Guess you could say Christmas is sneaking up on me this year. Here it is the 3rd and I haven't gotten all my gifts done and wrapped yet. Usually I'm almost 100 percent finished with my shopping, and within days of the tree being up I'd have my stuff wrapped. Not this year. In fact, said tree hasn't even been purchased as yet. There are no Christmas candles scenting the living room. No Ponisetta's with their bright cheery blossoms. No model "Grandma's House" decorated with it's little running lights. Where is my holiday spirit?

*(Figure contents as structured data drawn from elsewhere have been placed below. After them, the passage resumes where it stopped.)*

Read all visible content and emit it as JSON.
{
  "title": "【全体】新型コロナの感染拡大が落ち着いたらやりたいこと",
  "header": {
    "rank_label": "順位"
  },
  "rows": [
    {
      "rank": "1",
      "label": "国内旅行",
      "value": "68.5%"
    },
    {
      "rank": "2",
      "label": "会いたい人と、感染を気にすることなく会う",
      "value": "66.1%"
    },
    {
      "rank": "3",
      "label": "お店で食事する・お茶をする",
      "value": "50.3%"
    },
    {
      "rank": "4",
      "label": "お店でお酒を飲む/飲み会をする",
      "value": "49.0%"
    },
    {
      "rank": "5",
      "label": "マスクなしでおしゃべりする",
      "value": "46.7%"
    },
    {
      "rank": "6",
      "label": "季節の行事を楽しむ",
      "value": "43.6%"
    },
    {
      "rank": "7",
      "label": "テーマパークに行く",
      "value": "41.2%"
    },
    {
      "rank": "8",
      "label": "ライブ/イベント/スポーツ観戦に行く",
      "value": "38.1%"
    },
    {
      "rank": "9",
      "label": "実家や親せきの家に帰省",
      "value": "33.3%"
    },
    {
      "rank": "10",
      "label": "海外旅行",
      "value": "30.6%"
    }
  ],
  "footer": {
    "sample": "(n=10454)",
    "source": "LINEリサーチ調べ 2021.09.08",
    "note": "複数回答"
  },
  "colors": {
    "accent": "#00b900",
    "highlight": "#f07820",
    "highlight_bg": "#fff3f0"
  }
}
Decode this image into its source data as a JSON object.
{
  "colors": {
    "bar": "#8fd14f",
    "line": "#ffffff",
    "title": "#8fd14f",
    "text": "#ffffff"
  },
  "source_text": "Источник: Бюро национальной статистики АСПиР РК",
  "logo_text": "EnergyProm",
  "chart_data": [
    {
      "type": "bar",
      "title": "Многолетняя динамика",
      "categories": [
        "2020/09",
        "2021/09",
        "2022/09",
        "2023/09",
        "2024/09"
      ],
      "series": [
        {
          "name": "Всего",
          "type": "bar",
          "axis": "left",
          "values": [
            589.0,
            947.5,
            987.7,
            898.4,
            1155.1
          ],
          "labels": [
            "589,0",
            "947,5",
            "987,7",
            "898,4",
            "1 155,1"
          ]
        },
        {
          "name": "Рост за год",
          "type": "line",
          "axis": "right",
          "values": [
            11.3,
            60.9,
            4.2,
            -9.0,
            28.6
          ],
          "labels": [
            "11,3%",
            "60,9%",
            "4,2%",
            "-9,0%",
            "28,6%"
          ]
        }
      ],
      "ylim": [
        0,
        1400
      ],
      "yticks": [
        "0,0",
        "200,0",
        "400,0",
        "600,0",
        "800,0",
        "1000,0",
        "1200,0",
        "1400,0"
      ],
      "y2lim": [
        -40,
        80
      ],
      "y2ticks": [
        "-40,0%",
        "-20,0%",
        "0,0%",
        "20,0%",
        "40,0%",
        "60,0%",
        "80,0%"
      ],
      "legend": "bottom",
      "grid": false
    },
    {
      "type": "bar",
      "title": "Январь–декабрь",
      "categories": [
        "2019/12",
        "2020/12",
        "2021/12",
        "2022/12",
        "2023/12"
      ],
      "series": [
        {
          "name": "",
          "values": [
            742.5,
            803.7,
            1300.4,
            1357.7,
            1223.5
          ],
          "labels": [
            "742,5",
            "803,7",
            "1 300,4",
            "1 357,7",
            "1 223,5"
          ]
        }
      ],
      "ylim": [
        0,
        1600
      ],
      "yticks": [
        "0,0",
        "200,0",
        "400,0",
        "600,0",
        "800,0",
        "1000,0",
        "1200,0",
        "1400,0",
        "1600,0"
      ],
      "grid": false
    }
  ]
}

We had Dave's mom's memorial Sunday. It was sweet, it was sad, now it is over. Time to start getting things ready for Christmas. Dave is depressed. I am depressed. But, I intent to try to pull him out of it by decorating and trying to get our lives back to normal. This will be the first year his son and grandkids are here for the holidays and I want them to be as stress-free and happy as possible. I'd love to get the lights on the outside of the house...not sure if that is practical though, but it might get Dave's mind off the last month. I want to declutter my mind.
Probably won't be shopping much for these holidays, but I want it to be special non-the-less. I want less glitter and more memory. It seems like as I get older the days are flying by so fast. I want some great memories for my kids and grandkids for when we are no longer here to decorate the tree. I want to get closer to God and back to when times were simple. I guess I want to be 5 again.